Après investigations, les inspecteurs de l’IGAJ ont conclu qu’aucune faute disciplinaire ne pouvait être retenue contre Ibrahima Bakhoum. Malgré cet « innocentement », comme aurait dit Claude Confortès, il fut décidé de le traduire devant le Conseil de discipline avec ses collègues mis en cause dans cette affaire de corruption et dont les noms, eux, étaient expressément mentionnés dans les audios.

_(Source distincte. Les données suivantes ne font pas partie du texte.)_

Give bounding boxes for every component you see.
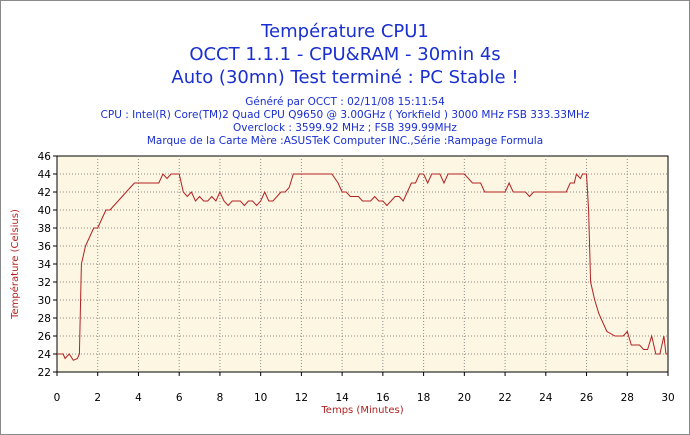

La comparution devait avoir lieu le 10 août 2006. A cette date, les autres furent « jugés » pas Bakhoum dont l’affaire fut renvoyée au 17 août au motif…qu’un nouveau dossier le concernant avait été transmis au même Conseil de discipline.

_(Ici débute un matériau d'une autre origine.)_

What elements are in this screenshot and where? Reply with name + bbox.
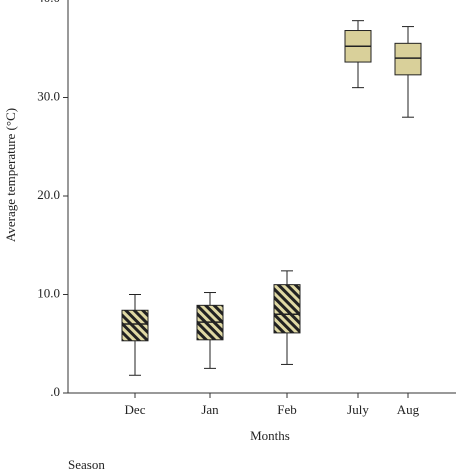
y-tick-label: 10.0: [37, 285, 60, 300]
legend-title: Season: [68, 457, 105, 472]
y-tick-label: 40.0: [37, 0, 60, 5]
x-tick-label: Jan: [201, 402, 219, 417]
x-tick-label: July: [347, 402, 369, 417]
y-axis-label: Average temperature (°C): [3, 108, 18, 242]
x-tick-label: Dec: [125, 402, 146, 417]
x-tick-label: Aug: [397, 402, 420, 417]
x-tick-label: Feb: [277, 402, 297, 417]
box: [121, 309, 149, 342]
box: [394, 42, 422, 76]
y-tick-label: .0: [50, 384, 60, 399]
x-axis-label: Months: [250, 428, 290, 443]
box: [273, 284, 301, 334]
y-tick-label: 30.0: [37, 88, 60, 103]
y-tick-label: 20.0: [37, 187, 60, 202]
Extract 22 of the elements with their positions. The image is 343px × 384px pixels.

En réalité, il s’agissait de l’exhumation d’un vieux rapport établi suivant une lettre de mission n°00236/MJ/CAB du 25 juillet 2005 soit une année avant les faits de corruption pour lesquels Bakhoum et ses collègues étaient traduits devant le Conseil de discipline. Ce « nouveau » dossier produit dans les débats avait fait l’objet en son temps d’un classement sans suite. Malgré tout, l’infortuné Bakhoum a vu le couperet de ses collègues du Conseil de discipline s’abattre sur lui sous le prétexte de «manquements au devoir de loyauté, de neutralité et de dignité ». A défaut de corruption, il fallait bien trouver quelque chose ! Et les sanctions suivantes furent prises à son encontre : « Retrait de la fonction de Substitut Général près la Cour d’Appel de Ziguinchor juridiction non encore installée » et « Interdiction d’exercer des fonctions de Procureur de la République, de Procureur de la République adjoint, de Premier substitut, de Juge d’instruction et de Président de juridiction. Déplacement d’office ».

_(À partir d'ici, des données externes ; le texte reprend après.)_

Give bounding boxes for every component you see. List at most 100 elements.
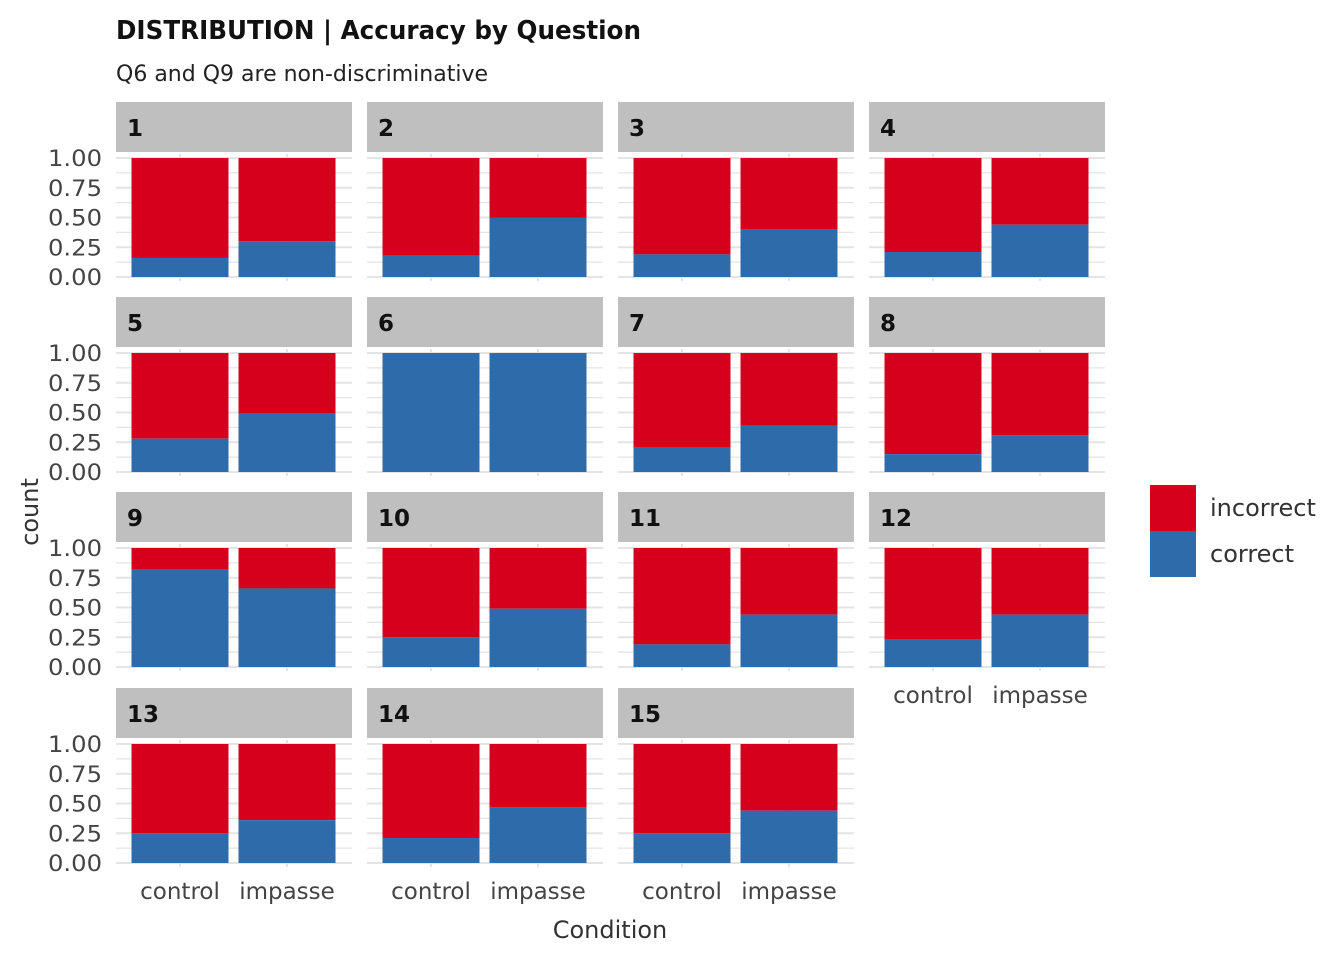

Bref, le pauvre Bakhoum était condamné à boire le calice jusqu’à la lie bien que n’ayant commis aucune faute. Ses juges avaient agi alors comme Ponce Pilate, ce procurateur romain qui, bien qu’ayant innocenté Jésus-Christ, l’avait condamné à mort… avant d’aller se laver les mains en s’écriant : « je suis innocent du sang de ce juste ! »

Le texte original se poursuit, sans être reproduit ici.